Hoje começa a Primavera e esta era a estação do ano preferida do meu avô. Daqui a uns dias, quando as manhãs se tornassem mais luminosas e solarengas, o meu avô descia mais cedo para o pequeno-almoço e, depois do seu habitual pão molhado numa almoçadeira cheia de leite com cevada, ia sentar-se na sua cadeira de praia gasta na marquise a admirar o quintal. E o que ele mais gostava era de observar a conversa dos pássaros. Ele dizia-me, muitas vezes, como achava curioso a forma como um casal de pássaros comunicava um com o outro quando se queriam revezar de tomar conta do ninho. Às vezes, ficava a admirar, através dos seus óculos de sol de reflexos esverdeados (a claridade feria-lhe os olhos), durante tempos infinitos, o saltitar de um melro à procura de qualquer coisa para petiscar ou a minúcia de uma aranha a tecer a sua teia. Dizia-me que me havia de fazer perder o medo delas.

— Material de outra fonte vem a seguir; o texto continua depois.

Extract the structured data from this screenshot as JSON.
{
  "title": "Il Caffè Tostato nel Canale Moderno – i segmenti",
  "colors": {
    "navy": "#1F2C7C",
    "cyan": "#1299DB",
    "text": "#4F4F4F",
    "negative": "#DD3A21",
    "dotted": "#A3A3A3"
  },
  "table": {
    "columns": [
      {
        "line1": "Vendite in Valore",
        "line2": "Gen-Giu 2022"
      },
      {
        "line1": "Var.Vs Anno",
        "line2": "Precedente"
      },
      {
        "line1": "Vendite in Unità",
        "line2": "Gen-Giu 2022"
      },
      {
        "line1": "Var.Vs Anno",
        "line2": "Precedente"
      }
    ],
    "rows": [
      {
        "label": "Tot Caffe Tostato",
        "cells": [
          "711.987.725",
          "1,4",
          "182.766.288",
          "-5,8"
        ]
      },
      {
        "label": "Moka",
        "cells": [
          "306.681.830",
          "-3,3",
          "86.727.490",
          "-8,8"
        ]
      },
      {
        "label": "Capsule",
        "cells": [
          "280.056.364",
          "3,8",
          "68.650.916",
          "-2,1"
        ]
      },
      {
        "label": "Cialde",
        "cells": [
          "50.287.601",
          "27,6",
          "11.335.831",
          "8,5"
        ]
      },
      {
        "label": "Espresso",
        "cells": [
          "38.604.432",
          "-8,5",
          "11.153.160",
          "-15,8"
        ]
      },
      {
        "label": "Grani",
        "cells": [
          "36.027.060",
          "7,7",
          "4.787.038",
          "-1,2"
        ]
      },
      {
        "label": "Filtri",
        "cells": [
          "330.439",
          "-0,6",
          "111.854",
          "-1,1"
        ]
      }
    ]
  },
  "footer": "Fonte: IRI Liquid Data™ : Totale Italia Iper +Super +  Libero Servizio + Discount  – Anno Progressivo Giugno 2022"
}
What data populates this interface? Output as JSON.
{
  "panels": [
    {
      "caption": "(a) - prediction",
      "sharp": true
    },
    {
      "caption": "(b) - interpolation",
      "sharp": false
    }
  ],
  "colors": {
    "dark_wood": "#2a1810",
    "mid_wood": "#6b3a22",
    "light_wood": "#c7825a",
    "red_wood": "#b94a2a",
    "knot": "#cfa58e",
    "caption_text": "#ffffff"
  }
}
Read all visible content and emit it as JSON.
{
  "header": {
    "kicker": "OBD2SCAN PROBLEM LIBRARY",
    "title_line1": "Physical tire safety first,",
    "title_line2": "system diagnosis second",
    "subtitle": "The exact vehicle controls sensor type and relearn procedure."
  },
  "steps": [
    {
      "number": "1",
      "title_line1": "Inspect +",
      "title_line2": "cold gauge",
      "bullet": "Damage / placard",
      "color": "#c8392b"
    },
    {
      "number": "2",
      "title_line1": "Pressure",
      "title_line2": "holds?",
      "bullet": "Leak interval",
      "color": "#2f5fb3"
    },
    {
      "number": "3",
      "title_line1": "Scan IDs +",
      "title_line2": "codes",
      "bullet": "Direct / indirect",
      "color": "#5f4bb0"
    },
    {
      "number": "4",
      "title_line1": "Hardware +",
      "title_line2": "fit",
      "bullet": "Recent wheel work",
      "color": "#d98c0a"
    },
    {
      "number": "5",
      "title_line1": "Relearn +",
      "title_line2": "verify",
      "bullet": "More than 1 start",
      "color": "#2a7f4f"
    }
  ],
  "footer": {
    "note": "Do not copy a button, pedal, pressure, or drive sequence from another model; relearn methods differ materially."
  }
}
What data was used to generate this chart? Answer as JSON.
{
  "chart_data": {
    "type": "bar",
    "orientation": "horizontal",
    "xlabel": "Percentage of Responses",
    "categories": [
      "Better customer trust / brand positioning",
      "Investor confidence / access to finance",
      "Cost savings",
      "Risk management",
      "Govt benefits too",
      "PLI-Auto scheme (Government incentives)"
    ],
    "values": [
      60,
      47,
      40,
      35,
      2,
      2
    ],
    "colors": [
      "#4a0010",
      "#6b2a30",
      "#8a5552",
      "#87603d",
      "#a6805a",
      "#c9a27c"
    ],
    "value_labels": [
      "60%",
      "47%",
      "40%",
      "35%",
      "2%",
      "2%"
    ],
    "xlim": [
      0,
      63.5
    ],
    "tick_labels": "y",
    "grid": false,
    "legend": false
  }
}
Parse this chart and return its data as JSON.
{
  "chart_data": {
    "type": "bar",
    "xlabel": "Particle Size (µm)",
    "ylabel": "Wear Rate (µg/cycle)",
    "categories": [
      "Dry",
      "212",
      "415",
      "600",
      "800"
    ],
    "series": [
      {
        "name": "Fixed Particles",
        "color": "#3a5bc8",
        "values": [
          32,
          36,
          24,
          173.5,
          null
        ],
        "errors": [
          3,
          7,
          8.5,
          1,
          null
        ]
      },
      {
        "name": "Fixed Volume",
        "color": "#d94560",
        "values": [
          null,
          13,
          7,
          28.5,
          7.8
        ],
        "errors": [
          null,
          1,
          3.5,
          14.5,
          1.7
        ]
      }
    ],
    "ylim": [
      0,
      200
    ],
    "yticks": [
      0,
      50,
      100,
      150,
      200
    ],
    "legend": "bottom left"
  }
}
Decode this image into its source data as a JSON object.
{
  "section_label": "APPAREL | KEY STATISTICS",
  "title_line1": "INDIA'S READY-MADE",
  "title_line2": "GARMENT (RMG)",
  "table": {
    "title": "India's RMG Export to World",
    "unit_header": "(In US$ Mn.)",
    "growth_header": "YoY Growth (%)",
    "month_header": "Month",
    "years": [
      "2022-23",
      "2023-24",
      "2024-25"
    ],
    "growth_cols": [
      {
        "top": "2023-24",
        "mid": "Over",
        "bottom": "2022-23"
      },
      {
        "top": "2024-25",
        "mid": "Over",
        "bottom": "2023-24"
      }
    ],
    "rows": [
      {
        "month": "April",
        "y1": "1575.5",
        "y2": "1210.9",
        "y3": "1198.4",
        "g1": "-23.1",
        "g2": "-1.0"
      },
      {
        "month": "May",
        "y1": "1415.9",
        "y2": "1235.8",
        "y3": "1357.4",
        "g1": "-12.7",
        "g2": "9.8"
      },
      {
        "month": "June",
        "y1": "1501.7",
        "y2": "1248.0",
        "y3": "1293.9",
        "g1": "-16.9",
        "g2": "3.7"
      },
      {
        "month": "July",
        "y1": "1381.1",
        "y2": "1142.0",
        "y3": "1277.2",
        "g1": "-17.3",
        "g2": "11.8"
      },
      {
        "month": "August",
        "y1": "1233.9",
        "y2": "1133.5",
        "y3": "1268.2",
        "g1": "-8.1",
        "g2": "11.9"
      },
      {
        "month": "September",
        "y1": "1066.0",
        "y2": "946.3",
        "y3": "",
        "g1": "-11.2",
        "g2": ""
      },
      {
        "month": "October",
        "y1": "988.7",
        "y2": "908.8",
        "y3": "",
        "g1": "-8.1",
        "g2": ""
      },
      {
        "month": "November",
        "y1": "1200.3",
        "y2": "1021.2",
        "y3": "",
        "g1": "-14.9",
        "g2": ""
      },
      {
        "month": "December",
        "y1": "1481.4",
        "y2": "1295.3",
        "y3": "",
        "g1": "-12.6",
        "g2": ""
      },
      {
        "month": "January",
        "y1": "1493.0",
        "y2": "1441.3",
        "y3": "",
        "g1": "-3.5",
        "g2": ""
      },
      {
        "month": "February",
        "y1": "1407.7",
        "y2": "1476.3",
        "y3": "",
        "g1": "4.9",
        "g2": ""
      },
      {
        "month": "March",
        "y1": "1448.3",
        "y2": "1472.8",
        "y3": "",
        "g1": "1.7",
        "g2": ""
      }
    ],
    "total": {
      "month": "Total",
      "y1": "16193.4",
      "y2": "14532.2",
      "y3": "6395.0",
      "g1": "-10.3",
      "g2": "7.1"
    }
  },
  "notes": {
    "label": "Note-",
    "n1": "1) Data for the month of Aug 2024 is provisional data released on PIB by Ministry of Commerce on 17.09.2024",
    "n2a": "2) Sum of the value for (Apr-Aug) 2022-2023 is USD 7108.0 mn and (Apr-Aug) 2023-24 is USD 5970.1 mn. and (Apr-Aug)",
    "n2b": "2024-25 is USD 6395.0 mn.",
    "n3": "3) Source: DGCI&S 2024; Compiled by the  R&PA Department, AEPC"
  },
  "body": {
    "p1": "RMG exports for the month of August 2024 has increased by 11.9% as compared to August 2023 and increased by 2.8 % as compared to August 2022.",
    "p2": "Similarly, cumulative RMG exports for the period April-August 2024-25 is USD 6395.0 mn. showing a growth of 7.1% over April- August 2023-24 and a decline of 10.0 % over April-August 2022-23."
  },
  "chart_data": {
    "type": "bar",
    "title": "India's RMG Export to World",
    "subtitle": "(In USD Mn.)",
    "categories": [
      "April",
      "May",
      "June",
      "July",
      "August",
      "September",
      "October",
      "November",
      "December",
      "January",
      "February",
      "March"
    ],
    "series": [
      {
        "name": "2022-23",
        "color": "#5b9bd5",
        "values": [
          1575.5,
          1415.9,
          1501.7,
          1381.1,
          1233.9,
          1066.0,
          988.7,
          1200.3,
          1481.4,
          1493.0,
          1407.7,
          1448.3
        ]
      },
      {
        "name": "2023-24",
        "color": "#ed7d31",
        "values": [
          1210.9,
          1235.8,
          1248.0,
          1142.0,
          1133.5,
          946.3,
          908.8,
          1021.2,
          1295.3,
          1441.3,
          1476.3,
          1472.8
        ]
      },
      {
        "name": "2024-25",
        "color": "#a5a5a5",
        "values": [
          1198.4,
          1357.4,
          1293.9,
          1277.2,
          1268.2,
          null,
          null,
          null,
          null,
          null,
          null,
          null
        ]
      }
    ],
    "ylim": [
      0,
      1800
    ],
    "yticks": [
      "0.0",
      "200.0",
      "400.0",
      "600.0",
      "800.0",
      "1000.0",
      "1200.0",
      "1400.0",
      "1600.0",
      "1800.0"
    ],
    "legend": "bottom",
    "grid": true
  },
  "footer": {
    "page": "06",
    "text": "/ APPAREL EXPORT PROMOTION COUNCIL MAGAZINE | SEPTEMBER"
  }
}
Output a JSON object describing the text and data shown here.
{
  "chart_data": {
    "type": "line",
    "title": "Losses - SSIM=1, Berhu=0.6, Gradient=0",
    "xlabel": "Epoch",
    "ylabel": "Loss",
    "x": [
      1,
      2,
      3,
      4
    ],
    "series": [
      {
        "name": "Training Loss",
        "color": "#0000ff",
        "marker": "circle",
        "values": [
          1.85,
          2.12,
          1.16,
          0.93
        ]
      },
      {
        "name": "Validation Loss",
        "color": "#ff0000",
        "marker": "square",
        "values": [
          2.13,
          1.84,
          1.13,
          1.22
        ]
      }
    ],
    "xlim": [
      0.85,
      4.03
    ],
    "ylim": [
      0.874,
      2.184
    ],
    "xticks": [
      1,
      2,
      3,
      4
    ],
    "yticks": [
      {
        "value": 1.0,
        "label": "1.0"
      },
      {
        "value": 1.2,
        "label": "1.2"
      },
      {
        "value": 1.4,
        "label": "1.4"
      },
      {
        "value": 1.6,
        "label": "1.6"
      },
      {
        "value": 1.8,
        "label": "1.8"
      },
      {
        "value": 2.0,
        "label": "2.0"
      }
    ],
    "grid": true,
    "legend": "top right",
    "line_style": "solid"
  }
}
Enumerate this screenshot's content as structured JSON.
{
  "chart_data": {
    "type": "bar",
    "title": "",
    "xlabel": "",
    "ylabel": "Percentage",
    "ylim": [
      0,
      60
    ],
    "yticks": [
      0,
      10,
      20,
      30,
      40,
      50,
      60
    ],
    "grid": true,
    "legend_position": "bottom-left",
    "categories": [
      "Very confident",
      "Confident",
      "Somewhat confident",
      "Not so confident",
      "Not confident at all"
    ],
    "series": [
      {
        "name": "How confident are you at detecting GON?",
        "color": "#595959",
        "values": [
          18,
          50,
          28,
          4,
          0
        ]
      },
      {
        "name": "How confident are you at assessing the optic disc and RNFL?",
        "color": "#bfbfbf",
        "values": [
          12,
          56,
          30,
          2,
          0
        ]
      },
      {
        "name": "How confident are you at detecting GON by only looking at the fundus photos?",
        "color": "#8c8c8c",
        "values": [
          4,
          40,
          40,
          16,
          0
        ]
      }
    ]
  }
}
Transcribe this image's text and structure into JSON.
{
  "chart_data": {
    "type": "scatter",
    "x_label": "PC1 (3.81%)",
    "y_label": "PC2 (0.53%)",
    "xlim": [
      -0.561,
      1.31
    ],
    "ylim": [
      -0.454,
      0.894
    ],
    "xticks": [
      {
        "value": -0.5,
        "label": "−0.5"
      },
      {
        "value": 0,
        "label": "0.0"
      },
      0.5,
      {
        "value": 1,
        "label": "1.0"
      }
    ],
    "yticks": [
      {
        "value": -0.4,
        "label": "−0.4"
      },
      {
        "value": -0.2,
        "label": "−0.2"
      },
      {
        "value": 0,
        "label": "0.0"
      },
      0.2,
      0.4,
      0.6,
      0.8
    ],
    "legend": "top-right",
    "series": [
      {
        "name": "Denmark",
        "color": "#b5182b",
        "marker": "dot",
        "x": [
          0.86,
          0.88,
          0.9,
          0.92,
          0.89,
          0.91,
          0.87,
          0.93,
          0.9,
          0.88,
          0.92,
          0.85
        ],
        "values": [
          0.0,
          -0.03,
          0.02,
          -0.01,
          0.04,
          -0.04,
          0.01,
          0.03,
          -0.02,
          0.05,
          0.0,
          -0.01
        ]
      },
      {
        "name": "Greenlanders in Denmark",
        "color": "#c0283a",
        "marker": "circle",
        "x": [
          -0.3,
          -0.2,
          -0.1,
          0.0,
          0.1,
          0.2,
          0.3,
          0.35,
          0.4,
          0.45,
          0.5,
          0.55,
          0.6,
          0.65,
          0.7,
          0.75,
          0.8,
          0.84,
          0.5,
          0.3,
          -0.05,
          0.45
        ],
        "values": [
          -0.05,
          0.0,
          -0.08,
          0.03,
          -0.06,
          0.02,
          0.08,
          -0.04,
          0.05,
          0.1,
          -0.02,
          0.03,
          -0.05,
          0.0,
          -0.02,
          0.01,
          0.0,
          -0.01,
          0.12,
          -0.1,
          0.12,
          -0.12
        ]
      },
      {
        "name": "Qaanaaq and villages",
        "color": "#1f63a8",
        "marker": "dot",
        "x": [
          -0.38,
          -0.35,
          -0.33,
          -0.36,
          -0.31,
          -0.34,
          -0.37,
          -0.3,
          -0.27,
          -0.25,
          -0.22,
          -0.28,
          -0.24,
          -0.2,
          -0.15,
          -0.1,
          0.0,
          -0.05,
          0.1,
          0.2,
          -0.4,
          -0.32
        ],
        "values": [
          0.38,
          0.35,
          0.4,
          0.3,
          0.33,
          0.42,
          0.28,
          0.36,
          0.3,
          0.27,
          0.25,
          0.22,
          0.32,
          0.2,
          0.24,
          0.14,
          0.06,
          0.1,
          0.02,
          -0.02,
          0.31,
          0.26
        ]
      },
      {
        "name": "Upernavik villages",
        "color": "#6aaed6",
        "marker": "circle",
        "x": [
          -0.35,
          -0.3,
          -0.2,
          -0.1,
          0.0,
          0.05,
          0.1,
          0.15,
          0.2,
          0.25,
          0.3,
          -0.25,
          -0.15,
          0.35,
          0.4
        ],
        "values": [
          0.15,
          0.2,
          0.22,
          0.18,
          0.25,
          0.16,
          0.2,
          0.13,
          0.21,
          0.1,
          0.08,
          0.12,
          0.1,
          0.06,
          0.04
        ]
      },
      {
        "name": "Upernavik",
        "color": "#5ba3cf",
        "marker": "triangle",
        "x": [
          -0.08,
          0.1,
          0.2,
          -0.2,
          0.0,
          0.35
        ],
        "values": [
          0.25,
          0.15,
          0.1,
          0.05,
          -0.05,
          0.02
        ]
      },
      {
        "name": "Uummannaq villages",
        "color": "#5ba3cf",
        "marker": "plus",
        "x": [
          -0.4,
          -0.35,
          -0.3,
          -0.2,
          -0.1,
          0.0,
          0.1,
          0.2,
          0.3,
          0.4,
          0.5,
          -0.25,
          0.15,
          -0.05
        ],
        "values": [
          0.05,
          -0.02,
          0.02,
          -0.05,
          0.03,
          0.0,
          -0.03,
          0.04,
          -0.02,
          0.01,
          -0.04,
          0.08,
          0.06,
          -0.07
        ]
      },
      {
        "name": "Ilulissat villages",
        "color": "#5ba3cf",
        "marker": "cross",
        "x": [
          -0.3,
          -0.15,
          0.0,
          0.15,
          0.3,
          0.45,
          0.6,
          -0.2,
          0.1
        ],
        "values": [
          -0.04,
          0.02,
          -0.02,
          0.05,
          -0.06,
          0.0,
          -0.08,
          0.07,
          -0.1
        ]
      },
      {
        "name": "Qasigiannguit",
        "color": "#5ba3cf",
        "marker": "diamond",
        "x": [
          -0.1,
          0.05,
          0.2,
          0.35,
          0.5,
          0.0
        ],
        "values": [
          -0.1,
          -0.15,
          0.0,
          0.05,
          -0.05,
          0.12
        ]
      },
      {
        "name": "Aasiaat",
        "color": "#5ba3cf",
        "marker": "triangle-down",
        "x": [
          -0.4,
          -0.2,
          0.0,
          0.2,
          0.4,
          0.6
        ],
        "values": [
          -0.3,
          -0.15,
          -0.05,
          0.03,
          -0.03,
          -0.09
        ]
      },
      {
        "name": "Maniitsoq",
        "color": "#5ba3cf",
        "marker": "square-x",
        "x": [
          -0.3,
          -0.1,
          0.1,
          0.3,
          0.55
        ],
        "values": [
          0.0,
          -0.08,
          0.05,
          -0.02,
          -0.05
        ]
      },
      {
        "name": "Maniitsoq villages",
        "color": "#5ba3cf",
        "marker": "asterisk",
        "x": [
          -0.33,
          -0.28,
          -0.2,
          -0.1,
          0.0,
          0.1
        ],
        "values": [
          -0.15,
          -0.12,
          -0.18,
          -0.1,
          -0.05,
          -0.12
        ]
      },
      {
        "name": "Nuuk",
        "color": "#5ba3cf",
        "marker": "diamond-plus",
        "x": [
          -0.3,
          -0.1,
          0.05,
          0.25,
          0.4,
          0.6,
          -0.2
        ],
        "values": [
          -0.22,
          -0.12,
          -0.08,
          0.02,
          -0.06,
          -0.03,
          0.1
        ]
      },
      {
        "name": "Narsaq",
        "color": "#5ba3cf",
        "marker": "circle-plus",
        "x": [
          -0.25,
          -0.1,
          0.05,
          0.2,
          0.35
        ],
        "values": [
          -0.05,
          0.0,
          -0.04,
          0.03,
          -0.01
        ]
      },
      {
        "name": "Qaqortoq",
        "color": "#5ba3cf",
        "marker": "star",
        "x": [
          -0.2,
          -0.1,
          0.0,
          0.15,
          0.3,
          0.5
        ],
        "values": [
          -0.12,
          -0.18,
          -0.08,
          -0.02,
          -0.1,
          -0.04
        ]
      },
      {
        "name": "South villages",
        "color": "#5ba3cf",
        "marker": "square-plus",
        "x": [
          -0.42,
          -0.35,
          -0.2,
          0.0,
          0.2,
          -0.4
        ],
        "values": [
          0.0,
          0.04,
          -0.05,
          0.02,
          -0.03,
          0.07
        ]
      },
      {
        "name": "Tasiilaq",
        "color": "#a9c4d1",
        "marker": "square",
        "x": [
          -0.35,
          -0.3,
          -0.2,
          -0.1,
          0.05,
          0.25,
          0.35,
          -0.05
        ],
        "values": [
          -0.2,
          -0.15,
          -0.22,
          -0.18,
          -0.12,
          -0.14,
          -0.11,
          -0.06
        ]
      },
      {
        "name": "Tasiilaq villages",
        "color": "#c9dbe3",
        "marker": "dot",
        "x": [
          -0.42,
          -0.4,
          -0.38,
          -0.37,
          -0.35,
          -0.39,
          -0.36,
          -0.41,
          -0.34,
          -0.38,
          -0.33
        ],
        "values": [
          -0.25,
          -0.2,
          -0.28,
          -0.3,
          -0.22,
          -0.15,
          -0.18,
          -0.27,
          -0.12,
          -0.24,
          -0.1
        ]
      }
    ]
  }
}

Daqui a mais alguns dias, começaria a usar calças claras e camisas "à sport". E, se as suas pernas o ajudassem, a dar uma voltinha - ou, provavelmente, apenas meia - à volta da urbanização, apoiado na minha avó. E chegariam os dias de assar o bacalhau na brasa, com maior frequência, que ambos adorávamos. Ele ensinou-me que o bacalhau devia ser demolhado com a pele para cima, que é onde se concentra mais o sal. E que as postas para assar não deviam ser muito grossas, se não ficavam queimadas por fora e cruas (somente aquecidas) por dentro. E que o bacalhau era de boa qualidade se a pele não derretesse na grelha. Depois, acompanhávamos o bacalhau com batatas cozidas, embebidos em bastante azeite com alhos, e um pedaço de broa. Dantes, em vez das batatas, o meu avô assava pimentos para acompanhar o bacalhau ou as sardinhas assadas. Não os esquentava, assava-os, devagarinho, virando uma e outra vez, até ficarem com uma cor acastanhada. Ninguém assava pimentos como o meu avô, embora, ultimamente, ele já não assasse, porque dizia que o carvão estava caro e assar os pimentos queimava muito carvão.
Amanhã, combinei com a minha avó que ia arranjar o quintal, que está cheio de ervas daninhas. Vou arranjá-lo para os dois. Porque, mesmo do céu, fica difícil ver os pássaros por entre ervas grandes.
Tenho tantas saudades tuas, avô. Tantas.